The Democratic governor endorsed the Keystone XL pipeline in a letter to Secretary of State John Kerry on Monday.

“The approval and construction of the Keystone XL Pipeline will strengthen our economy, create jobs and promote North American energy independence,” Nixon wrote.

The roughly 1,100-mile pipeline would carry oil derived from tar sands in western Canada to a hub in Nebraska, where it would connect with existing pipelines to carry the crude oil down to refineries in Texas. The new pipelines would not cross Missouri’s borders.

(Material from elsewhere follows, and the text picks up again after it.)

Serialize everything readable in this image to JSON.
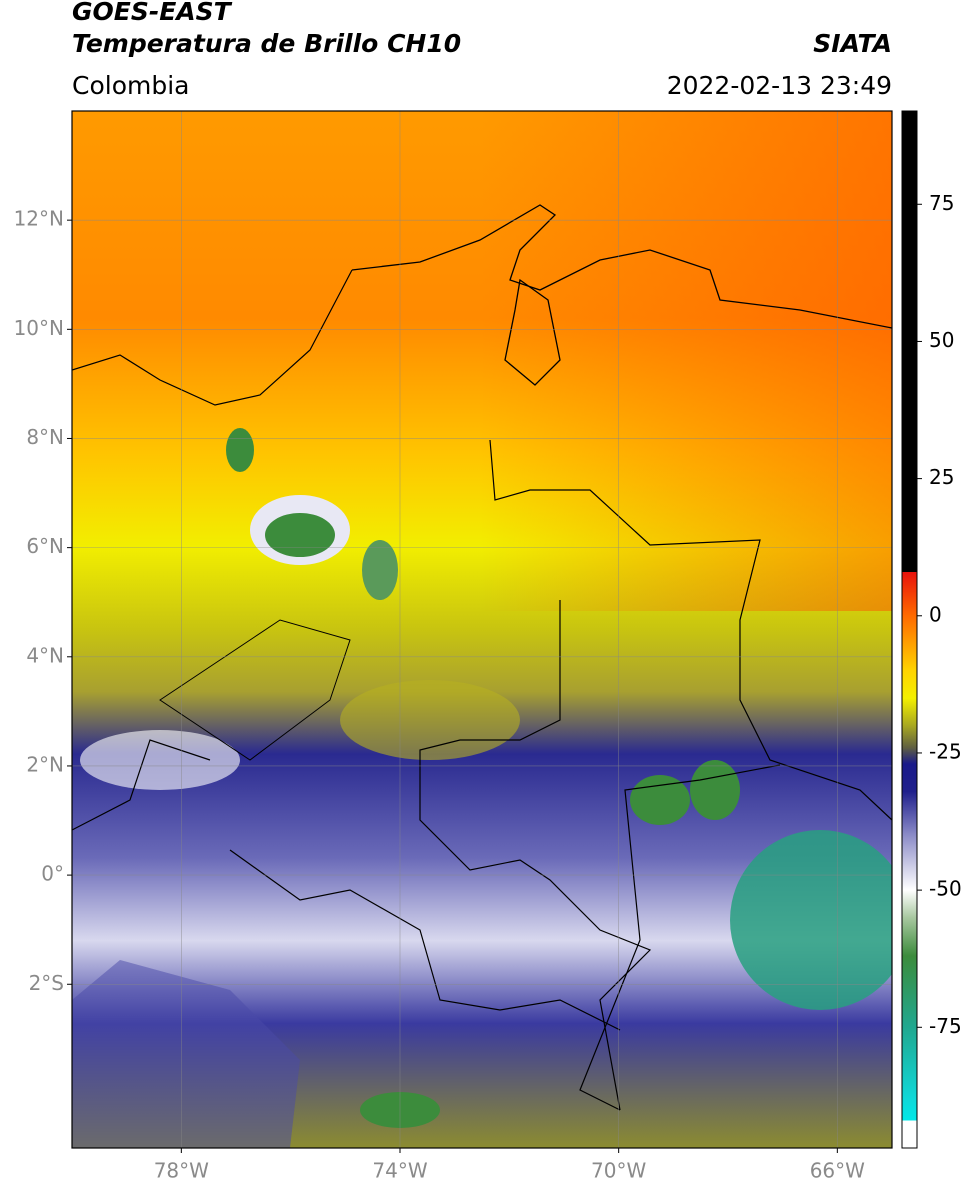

The State Department is currently taking comments on the project before making a recommendation to Obama on whether to approve it. The department needs to sign off because the pipeline would cross a U.S. border.

Environmental groups have opposed the long-delayed project, arguing the pipeline would carry oil that contributes to global warming and could possibly spill.

Last month, the State Department reported no major environmental objections and Nixon dubbed the project as an “environmentally responsible way” to promote energy independence.

Nixon previously hadn’t directly weighed in on the Keystone project, but did previously support the expansion of another oil pipeline in Missouri. Last year, He praised a Canadian company’s announcement to build a new 600-mile pipeline from Illinois to Oklahoma along an existing pipeline route running diagonally from northeast to west-central Missouri.

Missouri’s two U.S. senators — Democrat Claire McCaskill and Republican Roy Blunt — have also endorsed construction of the Keystone pipeline.

Obama told a group of state governors at a White House meeting in February that he expects to make a decision on the project’s future in a couple of months.